A metal bristle from a grill brush, an example of a metal hazard

As reported by CBS News New York, a man swallowed a metal bristle and caused a severe laceration of his intestine. The bristle, off the grill cleaning brush, had become embedded in the steak and was unknowingly swallowed as the man ate his steak. As it moved through the intestine, it pierced the intestine, leading to a life threatening infection.

When evaluating hazards in food, there is a tendency to minimize the seriousness of metal hazards. This is a great example of how a piece of metal can be missed during chewing as well the type of damage it can cause.

New Jersey Man Recovering After Eating Metallic Bristle From Grill Brush

RIVER EDGE, N.J. (CBSNewYork) – Think twice before you put the metal to the barbeque this grilling season.

A New Jersey man’s brush with death last week was apparently due to a grilling tool.

Michael DeStafan went to
Hackensack University Medical Center thinking he had appendicitis after experiencing excruciating pain in his stomach.

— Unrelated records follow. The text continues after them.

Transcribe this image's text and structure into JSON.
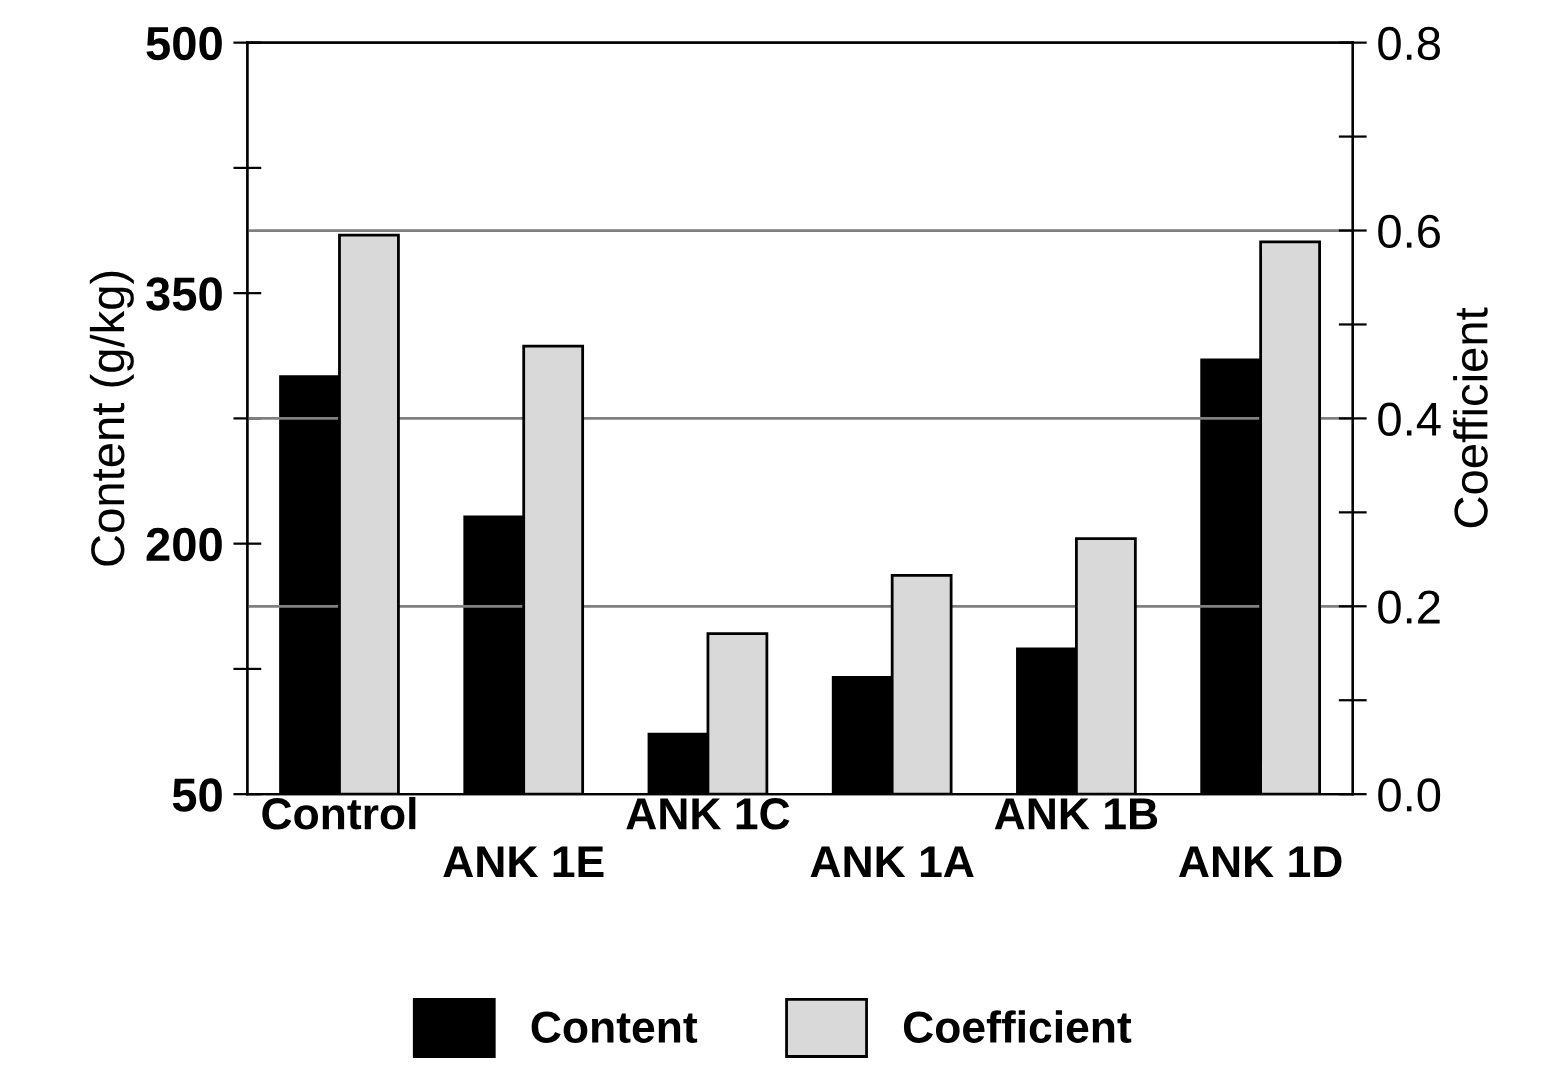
{
  "chart_data": {
    "type": "bar",
    "ylabel": "Content (g/kg)",
    "y2label": "Coefficient",
    "categories": [
      "Control",
      "ANK 1E",
      "ANK 1C",
      "ANK 1A",
      "ANK 1B",
      "ANK 1D"
    ],
    "series": [
      {
        "name": "Content",
        "color": "#000000",
        "values": [
          300,
          216,
          86,
          120,
          137,
          310
        ]
      },
      {
        "name": "Coefficient",
        "color": "#d9d9d9",
        "axis": "y2",
        "values": [
          0.595,
          0.477,
          0.171,
          0.233,
          0.272,
          0.588
        ]
      }
    ],
    "ylim": [
      50,
      500
    ],
    "yticks": [
      50,
      {
        "value": 125,
        "label": null
      },
      200,
      {
        "value": 275,
        "label": null
      },
      350,
      {
        "value": 425,
        "label": null
      },
      500
    ],
    "y2lim": [
      0,
      0.8
    ],
    "y2ticks": [
      {
        "value": 0,
        "label": "0.0"
      },
      {
        "value": 0.1,
        "label": null
      },
      0.2,
      {
        "value": 0.3,
        "label": null
      },
      0.4,
      {
        "value": 0.5,
        "label": null
      },
      0.6,
      {
        "value": 0.7,
        "label": null
      },
      0.8
    ],
    "grid": "y",
    "legend": "bottom"
  }
}
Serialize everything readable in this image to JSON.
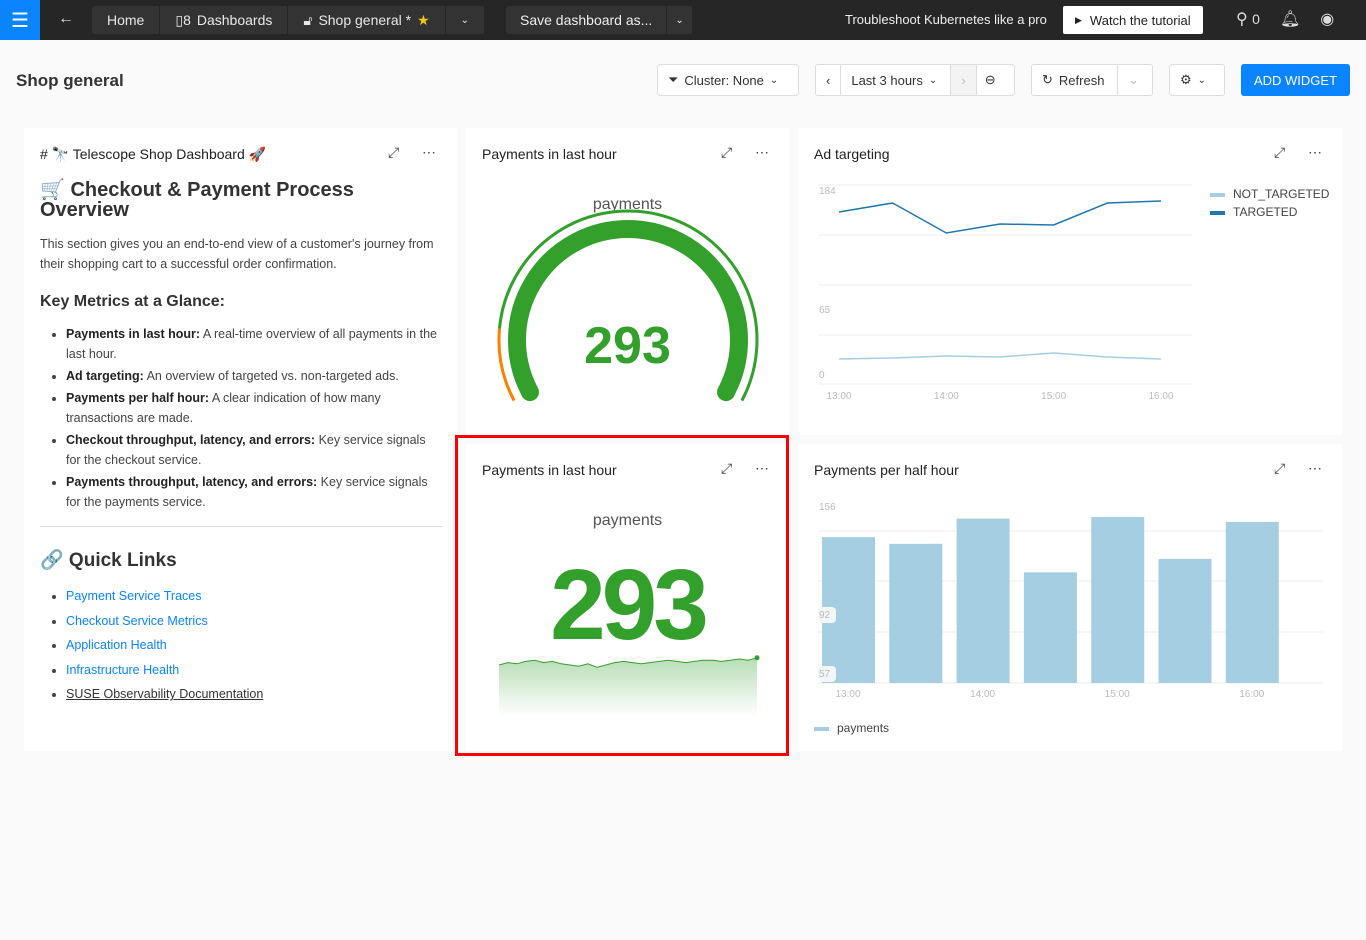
{
  "topbar": {
    "home": "Home",
    "dashboards": "Dashboards",
    "current": "Shop general *",
    "save": "Save dashboard as...",
    "promo": "Troubleshoot Kubernetes like a pro",
    "tutorial": "Watch the tutorial",
    "pin_count": "0"
  },
  "toolbar": {
    "title": "Shop general",
    "cluster": "Cluster: None",
    "range": "Last 3 hours",
    "refresh": "Refresh",
    "add_widget": "ADD WIDGET"
  },
  "markdown": {
    "header": "# 🔭 Telescope Shop Dashboard 🚀",
    "h1": "🛒 Checkout & Payment Process Overview",
    "intro": "This section gives you an end-to-end view of a customer's journey from their shopping cart to a successful order confirmation.",
    "h2": "Key Metrics at a Glance:",
    "metrics": [
      {
        "b": "Payments in last hour:",
        "t": " A real-time overview of all payments in the last hour."
      },
      {
        "b": "Ad targeting:",
        "t": " An overview of targeted vs. non-targeted ads."
      },
      {
        "b": "Payments per half hour:",
        "t": " A clear indication of how many transactions are made."
      },
      {
        "b": "Checkout throughput, latency, and errors:",
        "t": " Key service signals for the checkout service."
      },
      {
        "b": "Payments throughput, latency, and errors:",
        "t": " Key service signals for the payments service."
      }
    ],
    "links_title": "🔗 Quick Links",
    "links": [
      "Payment Service Traces",
      "Checkout Service Metrics",
      "Application Health",
      "Infrastructure Health",
      "SUSE Observability Documentation"
    ]
  },
  "gauge": {
    "title": "Payments in last hour",
    "label": "payments",
    "value": "293",
    "fill_fraction": 1.0,
    "color": "#33a02c",
    "threshold_color": "#ff7f00"
  },
  "stat": {
    "title": "Payments in last hour",
    "label": "payments",
    "value": "293",
    "color": "#33a02c",
    "sparkline": [
      60,
      62,
      61,
      63,
      64,
      62,
      63,
      61,
      60,
      59,
      61,
      58,
      60,
      62,
      63,
      62,
      61,
      62,
      63,
      64,
      63,
      62,
      63,
      64,
      64,
      63,
      64,
      65,
      64,
      66
    ]
  },
  "chart_data": [
    {
      "type": "line",
      "title": "Ad targeting",
      "x": [
        "13:00",
        "13:30",
        "14:00",
        "14:30",
        "15:00",
        "15:30",
        "16:00"
      ],
      "xticks": [
        "13:00",
        "14:00",
        "15:00",
        "16:00"
      ],
      "yticks": [
        "184",
        "65",
        "0"
      ],
      "ylim": [
        0,
        200
      ],
      "legend": "right",
      "series": [
        {
          "name": "NOT_TARGETED",
          "color": "#a6cee3",
          "values": [
            16,
            17,
            19,
            18,
            22,
            18,
            16
          ]
        },
        {
          "name": "TARGETED",
          "color": "#1f78b4",
          "values": [
            163,
            172,
            142,
            151,
            150,
            172,
            174
          ]
        }
      ]
    },
    {
      "type": "bar",
      "title": "Payments per half hour",
      "x": [
        "13:00",
        "13:30",
        "14:00",
        "14:30",
        "15:00",
        "15:30",
        "16:00"
      ],
      "xticks": [
        "13:00",
        "14:00",
        "15:00",
        "16:00"
      ],
      "yticks": [
        "156",
        "92",
        "57"
      ],
      "legend": "bottom-left",
      "series": [
        {
          "name": "payments",
          "color": "#a6cee3",
          "values": [
            138,
            134,
            149,
            117,
            150,
            125,
            147
          ]
        }
      ]
    }
  ]
}
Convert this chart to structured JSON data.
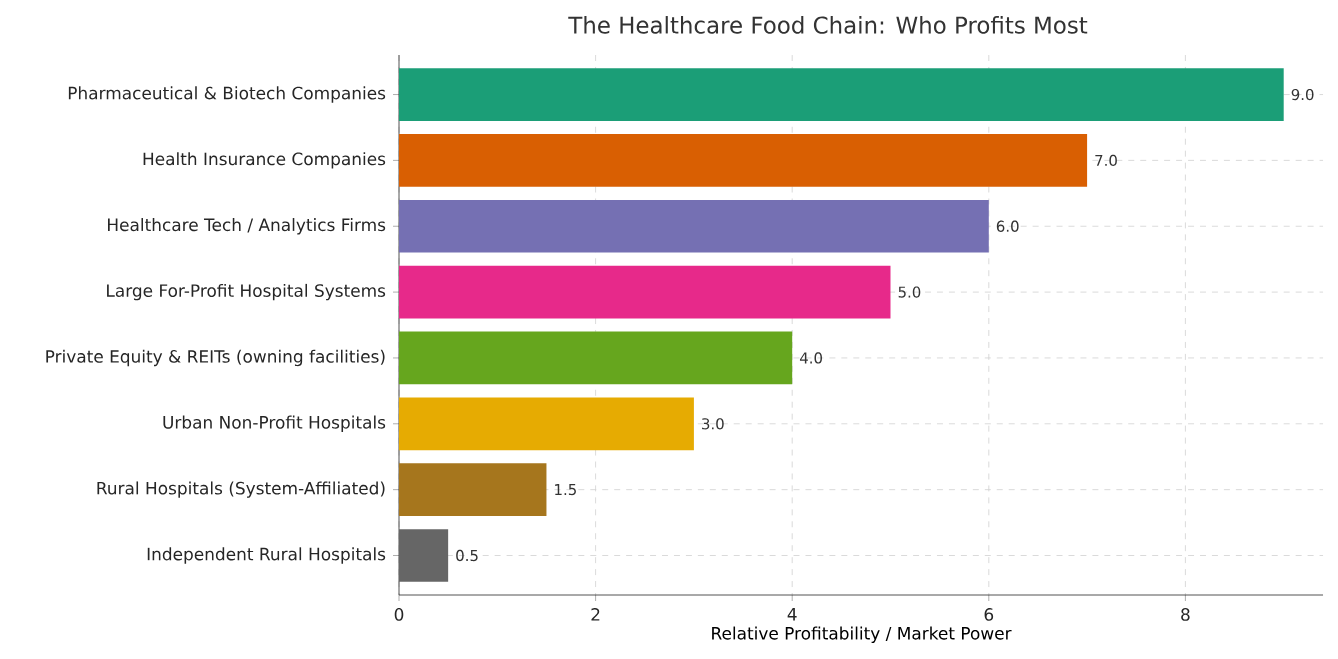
{
  "chart_data": {
    "type": "bar",
    "orientation": "horizontal",
    "title": "The Healthcare Food Chain: Who Profits Most",
    "xlabel": "Relative Profitability / Market Power",
    "categories": [
      "Pharmaceutical & Biotech Companies",
      "Health Insurance Companies",
      "Healthcare Tech / Analytics Firms",
      "Large For-Profit Hospital Systems",
      "Private Equity & REITs (owning facilities)",
      "Urban Non-Profit Hospitals",
      "Rural Hospitals (System-Affiliated)",
      "Independent Rural Hospitals"
    ],
    "values": [
      9,
      7,
      6,
      5,
      4,
      3,
      1.5,
      0.5
    ],
    "value_labels": [
      "9.0",
      "7.0",
      "6.0",
      "5.0",
      "4.0",
      "3.0",
      "1.5",
      "0.5"
    ],
    "colors": [
      "#1b9e77",
      "#d95f02",
      "#7570b3",
      "#e7298a",
      "#66a61e",
      "#e6ab02",
      "#a6761d",
      "#666666"
    ],
    "xlim": [
      0,
      9.4
    ],
    "xticks": [
      0,
      2,
      4,
      6,
      8
    ],
    "grid": true
  }
}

Doctors conducted tests and found a 1 ½-inch-long metallic object had pierced the 54-year-old’s large intestine.  Doctors thought he had swallowed a nail, fish hook or paper.

DeStafan’s wife figured out one of the metal bristles on his grill brush broke off, got stuck to the grill grate and embedded itself in the shell steak her husband had cooked and eaten days before visiting the hospital.

Doctors performed emergency surgery to remove the wire and repair the hole that it made in DeStefan’s large intestine.

“”There was an infection, they just didn’t know how big the infection was, or how much of a hole it had torn inside my intestines, and they didn’t know that until they went in,” DeStafan said. “When I went under he told me I have to do this immediately, because we don’t know what we’re going to find, and there’s a chance that you might not make it.”

DeStafan is hoping his brush with death serves as a warning to others.

“I hope no one will have to go through that,” DeStafan said. “I want people to be aware of the fact that something as simple and innocent as going outside and grilling steaks and hamburgers for your family and friends could potentially be life-threatening.”

The Record reports half a dozen similar cases have been documented in Rhode Island.

DeStafan has since ditched the brush and instead uses a stone to clean the grill.